The “Print Preview” button can be used to visualize the printable “Intraoperative Anesthesia Record” at any time. In this view, vital signs are set to average over five minute intervals.

Alternatively, this view show blood pressure values verbatim from the patient monitor.

Rules of Medical Direction and required Attestation Statements can be presented and authenticated at any time. The system can be configured for Solo Anesthesiologist or Solo CRNA, or for Medically Directed Anesthesiologist/CRNA, and will require the appropriate statements to be authenticated.

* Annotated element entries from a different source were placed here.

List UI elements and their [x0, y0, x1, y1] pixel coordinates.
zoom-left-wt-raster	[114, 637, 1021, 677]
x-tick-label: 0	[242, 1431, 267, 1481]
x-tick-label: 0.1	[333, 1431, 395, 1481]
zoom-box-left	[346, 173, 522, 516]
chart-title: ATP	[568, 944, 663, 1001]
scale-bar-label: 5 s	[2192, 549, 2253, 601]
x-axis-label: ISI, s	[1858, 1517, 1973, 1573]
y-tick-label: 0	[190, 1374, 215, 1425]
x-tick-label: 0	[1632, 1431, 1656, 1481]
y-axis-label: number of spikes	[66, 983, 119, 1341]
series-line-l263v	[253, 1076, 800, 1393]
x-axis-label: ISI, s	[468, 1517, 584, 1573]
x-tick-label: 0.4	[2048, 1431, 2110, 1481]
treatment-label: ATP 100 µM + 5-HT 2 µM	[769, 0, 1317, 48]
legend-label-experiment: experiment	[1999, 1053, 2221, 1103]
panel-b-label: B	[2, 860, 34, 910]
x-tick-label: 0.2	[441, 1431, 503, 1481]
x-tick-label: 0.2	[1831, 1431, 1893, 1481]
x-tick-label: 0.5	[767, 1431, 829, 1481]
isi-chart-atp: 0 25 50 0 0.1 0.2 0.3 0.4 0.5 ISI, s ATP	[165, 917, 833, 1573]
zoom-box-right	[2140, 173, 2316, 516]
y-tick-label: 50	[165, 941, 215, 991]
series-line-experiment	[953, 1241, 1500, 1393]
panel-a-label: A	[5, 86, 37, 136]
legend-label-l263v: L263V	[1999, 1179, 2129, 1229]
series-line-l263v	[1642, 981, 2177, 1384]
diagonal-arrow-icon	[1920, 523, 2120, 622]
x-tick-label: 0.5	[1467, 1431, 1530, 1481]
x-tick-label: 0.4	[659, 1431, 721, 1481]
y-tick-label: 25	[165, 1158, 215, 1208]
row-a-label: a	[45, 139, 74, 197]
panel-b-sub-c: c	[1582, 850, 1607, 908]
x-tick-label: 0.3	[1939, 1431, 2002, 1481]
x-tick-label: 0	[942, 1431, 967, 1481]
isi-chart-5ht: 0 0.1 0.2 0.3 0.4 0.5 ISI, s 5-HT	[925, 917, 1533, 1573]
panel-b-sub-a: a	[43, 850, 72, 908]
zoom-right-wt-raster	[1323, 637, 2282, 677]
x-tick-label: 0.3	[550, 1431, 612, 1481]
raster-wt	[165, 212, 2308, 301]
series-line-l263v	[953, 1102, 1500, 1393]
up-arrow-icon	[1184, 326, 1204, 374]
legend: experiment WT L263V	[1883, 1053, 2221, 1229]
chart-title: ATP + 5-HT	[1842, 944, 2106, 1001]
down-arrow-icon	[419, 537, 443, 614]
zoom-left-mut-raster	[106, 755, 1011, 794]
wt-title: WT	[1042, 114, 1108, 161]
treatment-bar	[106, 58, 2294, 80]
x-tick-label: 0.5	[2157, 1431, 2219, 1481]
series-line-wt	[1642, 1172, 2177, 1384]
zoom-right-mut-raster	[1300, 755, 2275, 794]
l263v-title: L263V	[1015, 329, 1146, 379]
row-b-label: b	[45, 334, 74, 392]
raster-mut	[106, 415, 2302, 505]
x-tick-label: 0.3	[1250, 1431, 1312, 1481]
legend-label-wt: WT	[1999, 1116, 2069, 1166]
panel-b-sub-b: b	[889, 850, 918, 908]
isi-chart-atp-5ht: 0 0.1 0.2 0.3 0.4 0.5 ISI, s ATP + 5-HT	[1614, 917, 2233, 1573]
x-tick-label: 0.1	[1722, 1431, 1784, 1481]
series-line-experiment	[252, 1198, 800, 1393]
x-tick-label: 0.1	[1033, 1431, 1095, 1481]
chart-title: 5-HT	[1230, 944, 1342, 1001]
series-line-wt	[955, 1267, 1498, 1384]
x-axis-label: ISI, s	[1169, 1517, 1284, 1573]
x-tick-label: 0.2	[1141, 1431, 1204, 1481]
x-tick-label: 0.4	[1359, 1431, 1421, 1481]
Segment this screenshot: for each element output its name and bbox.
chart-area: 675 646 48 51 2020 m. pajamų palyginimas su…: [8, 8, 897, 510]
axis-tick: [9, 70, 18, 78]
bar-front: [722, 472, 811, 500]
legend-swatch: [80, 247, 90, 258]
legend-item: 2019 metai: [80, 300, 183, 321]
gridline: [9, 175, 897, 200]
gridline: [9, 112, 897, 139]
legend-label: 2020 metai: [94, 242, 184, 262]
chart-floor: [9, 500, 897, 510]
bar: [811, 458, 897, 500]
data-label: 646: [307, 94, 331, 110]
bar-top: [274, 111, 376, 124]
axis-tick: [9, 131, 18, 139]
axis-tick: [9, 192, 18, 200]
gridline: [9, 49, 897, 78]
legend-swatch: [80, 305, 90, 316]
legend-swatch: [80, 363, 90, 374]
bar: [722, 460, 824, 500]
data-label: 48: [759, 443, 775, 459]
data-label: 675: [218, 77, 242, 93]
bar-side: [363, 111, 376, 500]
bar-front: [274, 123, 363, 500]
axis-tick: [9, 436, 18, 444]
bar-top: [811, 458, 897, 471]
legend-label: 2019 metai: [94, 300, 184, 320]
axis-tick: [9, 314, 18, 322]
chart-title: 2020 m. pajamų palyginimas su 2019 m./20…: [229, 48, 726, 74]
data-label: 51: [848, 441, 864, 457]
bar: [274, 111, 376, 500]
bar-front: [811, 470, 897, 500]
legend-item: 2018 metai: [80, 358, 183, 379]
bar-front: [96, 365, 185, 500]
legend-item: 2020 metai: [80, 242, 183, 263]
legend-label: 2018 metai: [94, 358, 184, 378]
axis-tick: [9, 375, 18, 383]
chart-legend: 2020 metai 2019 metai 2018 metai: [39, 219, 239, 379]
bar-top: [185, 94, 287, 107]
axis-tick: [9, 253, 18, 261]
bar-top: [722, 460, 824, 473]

For at the end of the procedure, the “Complete Document” button is pressed, which enables the Checkout Manager. This function is customized by the Department of Anesthesia, and requests critical information elements prior to the closure of the document. For missing information, the “Help Me” button is clicked and brings up the appropriate elements, one at a time, for completion.

In this case, “Allergies and Adverse Reactions” can be completed.

Finally, a transfer of care from the Anesthesia Care Team to the Post Anesthesia Care Unit (or other destination) is made.

The final record is archived in the Recordation Central Server, and can be accessed via secure web browser with authentication, as a portable document format (PDF) file, with options such as Protected Health Information hidden (HIPAA compliant), Encrypted, with time resolutions from every thirty minute to every second intervals.